People living in poverty are more likely to be on prepaid gas and electric meters, meaning their energy costs tend to be higher as they miss out on the best fixed rate tariffs. Five minutes on a gas hob clocks up a few kilowatt hours, unlike pouring “chocolatey sugary cereal” into a bowl.
Around four million households in England are classed as fuel poor, as are 25% of households in Scotland, 12% in Wales, and 18% in Northern Ireland. Now, with energy costs set to soar, a further two million homes are at risk of falling into fuel poverty. This comes at a time when food costs are already going up, including the cost of porridge, and the removal of the £20 uplift to Universal Credit took up to £1,040 a year out of the poorest families’ budgets.

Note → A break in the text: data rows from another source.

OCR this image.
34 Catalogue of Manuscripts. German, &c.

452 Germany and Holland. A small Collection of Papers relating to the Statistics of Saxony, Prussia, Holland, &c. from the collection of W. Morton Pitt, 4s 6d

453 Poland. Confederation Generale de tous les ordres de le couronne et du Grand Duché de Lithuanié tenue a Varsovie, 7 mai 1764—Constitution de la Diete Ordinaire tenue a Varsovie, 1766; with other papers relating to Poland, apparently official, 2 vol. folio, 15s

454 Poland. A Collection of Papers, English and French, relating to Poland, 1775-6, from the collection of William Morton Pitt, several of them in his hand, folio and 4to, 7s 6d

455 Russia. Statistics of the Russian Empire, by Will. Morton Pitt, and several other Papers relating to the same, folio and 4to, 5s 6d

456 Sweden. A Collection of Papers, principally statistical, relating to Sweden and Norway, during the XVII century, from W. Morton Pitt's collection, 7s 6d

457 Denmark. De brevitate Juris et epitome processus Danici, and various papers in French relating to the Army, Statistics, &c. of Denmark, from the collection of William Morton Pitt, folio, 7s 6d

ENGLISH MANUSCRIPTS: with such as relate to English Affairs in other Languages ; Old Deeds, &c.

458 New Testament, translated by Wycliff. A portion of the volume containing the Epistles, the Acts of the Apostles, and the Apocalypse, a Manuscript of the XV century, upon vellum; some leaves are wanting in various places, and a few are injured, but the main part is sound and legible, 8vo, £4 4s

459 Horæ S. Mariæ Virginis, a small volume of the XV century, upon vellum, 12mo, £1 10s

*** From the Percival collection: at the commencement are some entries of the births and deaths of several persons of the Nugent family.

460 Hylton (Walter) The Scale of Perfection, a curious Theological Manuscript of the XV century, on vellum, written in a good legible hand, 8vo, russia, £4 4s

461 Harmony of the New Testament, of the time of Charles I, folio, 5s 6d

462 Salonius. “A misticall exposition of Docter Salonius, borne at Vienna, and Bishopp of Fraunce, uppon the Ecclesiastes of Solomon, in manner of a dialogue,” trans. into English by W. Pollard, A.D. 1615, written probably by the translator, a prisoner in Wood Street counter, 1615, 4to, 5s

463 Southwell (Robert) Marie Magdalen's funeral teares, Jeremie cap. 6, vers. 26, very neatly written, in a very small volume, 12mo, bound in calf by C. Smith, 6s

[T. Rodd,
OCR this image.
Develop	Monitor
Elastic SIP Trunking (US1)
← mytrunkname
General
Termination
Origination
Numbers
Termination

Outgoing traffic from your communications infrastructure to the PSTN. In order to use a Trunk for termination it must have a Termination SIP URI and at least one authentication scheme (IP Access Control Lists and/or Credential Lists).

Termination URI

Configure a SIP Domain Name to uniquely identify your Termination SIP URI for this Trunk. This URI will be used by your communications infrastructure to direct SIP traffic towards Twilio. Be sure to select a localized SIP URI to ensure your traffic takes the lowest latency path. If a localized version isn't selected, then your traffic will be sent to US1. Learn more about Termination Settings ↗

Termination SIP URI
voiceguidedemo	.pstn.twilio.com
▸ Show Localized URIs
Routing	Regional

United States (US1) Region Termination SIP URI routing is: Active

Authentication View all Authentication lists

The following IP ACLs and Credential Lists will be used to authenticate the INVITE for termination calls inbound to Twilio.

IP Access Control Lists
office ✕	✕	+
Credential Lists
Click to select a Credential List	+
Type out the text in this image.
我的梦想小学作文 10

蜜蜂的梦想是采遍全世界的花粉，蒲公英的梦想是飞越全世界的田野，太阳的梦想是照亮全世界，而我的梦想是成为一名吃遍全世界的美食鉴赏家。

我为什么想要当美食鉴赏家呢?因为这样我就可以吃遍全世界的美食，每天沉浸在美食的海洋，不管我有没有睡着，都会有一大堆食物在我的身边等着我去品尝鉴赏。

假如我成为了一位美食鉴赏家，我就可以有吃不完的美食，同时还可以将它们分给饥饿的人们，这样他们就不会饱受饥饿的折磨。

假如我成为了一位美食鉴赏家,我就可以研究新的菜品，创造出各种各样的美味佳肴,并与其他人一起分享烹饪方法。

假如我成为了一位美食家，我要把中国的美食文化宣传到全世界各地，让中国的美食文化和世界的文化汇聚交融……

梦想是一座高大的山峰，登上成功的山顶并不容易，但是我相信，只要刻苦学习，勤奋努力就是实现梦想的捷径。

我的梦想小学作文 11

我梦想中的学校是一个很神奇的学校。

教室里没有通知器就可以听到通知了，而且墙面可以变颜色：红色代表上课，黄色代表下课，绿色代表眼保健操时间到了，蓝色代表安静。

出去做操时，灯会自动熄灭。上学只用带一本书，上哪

The rising cost of fuel means that low income households are set to spend 18% of their income on energy bills. Suddenly, 4p a bowl isn’t so realistic.
Then there’s access to a hob or microwave to make the porridge in the first place. Nearly 125,000 children are currently living in temporary accommodation such as hotels or hostels. People living in temporary accommodation often have to share cooking facilities or have no access to cooking equipment at all – a situation worsened by the Coronavirus lockdowns. In a survey by Shelter, a third of respondents said that they struggled to prepare food and eat properly during lockdown because of inadequate cooking facilities.
Speaking in 2019, a homeless mother shared how she couldn’t even go to the food bank to get porridge or tinned goods to feed her daughter “as there was nothing in our accommodation to cook with. We were living off fast food, or what friends could give us”. She and her daughter were housed in a hotel for nine months.
Women with histories of gender-based violence who are housed in mixed-sex spaces have spoken of their discomfort of sharing facilities with men, meaning that they are less likely to take advantage of communal cooking spaces. How can you cook porridge when the kitchen is a threatening place, or when you have no kitchen at all?
The Joy of Food
In the UK today, around 1.8 million children are now growing up in very deep poverty, meaning that the household’s income is so low that it is completely inadequate to cover the basics. This is an increase of half a million in the last decade.
Food poverty is not an individual failing or a choice – it’s not a question of picking Sugar Puffs over porridge. It’s a combination of poor housing, rising energy costs, the cost of food and the time needed to cook and prepare healthy meals.
In one ironic way, Baroness Jenkin was correct in that there is a lack of cooking knowledge. Such ignorance spans wealth demographics, not just families living in poverty. Cooking rates are highly gendered – only 46% of men cook for themselves every day compared to 71% of women – and 2014 statistics say one in 10 British people don’t know how to cook. There is a need to provide practical advice on how to cook healthy and nutritional meals across the board.
But cooking skills are meaningless if you can’t afford the oats, and the honey or jam, and when facing a choice between food and fuel. They are meaningless when there are no facilities to cook with or no accessible space to cook in.
While porridge with honey or fruit is a nutritious and warming breakfast, it is just one meal. It’s hard to believe those preaching the benefits of oats would think of feeding their (real or hypothetical) children the same dish, day in, day out, creating a misery out of mealtimes.
Even children living in poverty deserve a tasty treat, don’t they?